Israel's Censorship Frenzy Is Hurting Its Democratic Image

Right-wing ministers seeking to defend Israel's 'just image' by cutting funds to cultural performances which clash with their views are doing just the opposite.

Tomer Appelbaum

The declarations by Culture and Sports Minister Miri Regev, “if it is necessary to censor, I will censor,” and “I will not lend a hand to damaging the image of the state and Israel Defense Forces soldiers,” are coming true faster than expected, if not by her actions alone, then by those of her ministerial colleagues and their subordinates.

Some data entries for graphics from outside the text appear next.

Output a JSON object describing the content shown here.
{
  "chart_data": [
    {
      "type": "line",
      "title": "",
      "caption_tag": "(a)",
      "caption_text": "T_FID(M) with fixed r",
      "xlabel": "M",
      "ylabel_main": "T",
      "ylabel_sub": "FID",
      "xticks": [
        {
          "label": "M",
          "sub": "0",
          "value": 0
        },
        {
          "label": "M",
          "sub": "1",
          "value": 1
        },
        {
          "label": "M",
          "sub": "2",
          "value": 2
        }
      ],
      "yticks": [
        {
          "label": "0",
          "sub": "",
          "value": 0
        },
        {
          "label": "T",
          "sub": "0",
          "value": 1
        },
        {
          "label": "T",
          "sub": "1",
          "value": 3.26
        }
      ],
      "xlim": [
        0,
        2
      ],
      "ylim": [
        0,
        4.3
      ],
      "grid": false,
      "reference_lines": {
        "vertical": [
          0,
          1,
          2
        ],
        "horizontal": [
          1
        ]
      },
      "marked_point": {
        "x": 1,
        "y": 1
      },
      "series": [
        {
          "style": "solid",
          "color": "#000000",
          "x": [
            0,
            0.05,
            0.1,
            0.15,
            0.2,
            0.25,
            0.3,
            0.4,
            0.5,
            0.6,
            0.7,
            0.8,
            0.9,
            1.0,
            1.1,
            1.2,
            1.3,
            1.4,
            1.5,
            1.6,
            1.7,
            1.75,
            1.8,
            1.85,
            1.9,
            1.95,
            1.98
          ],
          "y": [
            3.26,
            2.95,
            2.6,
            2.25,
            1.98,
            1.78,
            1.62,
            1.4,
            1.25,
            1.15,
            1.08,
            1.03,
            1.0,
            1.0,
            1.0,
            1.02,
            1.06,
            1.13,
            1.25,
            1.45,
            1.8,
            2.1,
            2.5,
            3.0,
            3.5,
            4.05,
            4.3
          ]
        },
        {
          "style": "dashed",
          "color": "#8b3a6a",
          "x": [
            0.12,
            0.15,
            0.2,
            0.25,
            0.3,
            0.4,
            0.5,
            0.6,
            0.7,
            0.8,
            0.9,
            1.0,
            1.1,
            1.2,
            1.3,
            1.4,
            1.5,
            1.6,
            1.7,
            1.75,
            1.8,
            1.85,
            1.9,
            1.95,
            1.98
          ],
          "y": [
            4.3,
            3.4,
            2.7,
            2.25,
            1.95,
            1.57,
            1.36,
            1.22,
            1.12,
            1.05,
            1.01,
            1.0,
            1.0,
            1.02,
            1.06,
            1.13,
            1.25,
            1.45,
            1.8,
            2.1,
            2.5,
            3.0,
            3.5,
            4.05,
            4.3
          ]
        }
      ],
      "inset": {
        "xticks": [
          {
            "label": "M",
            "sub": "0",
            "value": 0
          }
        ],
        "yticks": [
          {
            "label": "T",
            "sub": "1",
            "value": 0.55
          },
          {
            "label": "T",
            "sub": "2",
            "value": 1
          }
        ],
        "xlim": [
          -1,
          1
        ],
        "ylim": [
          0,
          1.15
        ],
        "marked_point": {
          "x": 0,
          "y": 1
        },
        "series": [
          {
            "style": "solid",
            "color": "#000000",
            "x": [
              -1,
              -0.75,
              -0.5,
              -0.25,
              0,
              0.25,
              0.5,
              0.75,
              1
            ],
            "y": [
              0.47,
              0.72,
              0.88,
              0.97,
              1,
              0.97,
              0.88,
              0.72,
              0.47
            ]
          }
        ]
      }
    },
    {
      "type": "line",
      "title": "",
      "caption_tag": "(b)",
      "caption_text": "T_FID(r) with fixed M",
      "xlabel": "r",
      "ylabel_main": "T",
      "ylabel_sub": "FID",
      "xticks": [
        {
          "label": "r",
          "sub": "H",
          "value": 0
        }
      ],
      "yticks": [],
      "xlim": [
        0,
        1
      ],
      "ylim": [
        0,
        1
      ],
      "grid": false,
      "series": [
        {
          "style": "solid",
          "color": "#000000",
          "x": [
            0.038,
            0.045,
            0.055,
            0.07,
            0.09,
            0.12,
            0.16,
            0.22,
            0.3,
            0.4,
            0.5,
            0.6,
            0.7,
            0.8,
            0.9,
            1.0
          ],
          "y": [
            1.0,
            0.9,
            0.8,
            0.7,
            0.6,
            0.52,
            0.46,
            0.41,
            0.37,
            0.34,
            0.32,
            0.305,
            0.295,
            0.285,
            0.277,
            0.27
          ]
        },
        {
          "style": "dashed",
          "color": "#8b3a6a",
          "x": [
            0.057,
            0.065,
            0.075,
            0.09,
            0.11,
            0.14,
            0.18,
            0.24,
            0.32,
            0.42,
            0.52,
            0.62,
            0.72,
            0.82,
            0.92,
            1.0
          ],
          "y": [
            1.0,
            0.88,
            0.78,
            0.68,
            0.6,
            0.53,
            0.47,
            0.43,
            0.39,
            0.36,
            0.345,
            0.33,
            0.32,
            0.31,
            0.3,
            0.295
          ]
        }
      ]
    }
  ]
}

After the Haifa City Council penalized the Arab al-Midan theater by freezing its public funding because of the play “A Parallel Time” – even before discussion of a complaint against the theater– Education Minister Naftali Bennett ordered a reevaluation of whether the play should remain among those available to schoolchildren through the national “culture basket.” This he did even though the committee tasked with making such decisions approved it a year ago. Bennett claimed that the play is based on “the autobiographical story of a terrorist, a murderer, serving a sentence for his part in torturing and murdering Moshe Tamam.”

What is more, the Culture and Sports Ministry had decided to withdraw its support from a video dance by the choreographer Arkadi Zaides, “Archive,” because he used visual materials and the logo of the human rights organization B’Tselem.

In addition, the Foreign Ministry, on the instructions of Deputy Foreign Minister Tzipi Hotovely, has lodged a protest with the Swiss authorities over their economic support for an exhibit in Zurich by the Israeli NGO Breaking the Silence [which documents the experiences of IDF soldiers serving in the West Bank].

These three instances show a disturbing trend of limiting freedom of expression and muzzling criticism, in keeping with the worldview that the Jewish state is always right and always in danger of annihilation both from the outside (Iran, the Palestinians, the entire world is against us), and from within (the Arabs and the leftists).

This crude attempt – to silence criticism and even to withhold the right to question the justness of the way, when this criticism and this right are the essence of a democratic society – is masked by talk of pluralism and the right to freedom of expression. But only within the limitations set by the government. Absolute dictators and totalitarian regimes once supported artists on condition that, and in order that, these artists glorify their patrons. In democratic regimes it is accepted that cultural activity, even when critical, is supported by public funds, while limiting the power of the state, as a funding body, over artists. Experience shows that culture that relies solely on the audience’s tastes will end up being only entertainment, which enables those in government to distract voters from the political and social ills that culture has the power to expose.

By gross attempts to protect the “just image” of the State of Israel, the ministers and officials are hurting the no less important image of Israel as a democratic and properly run country.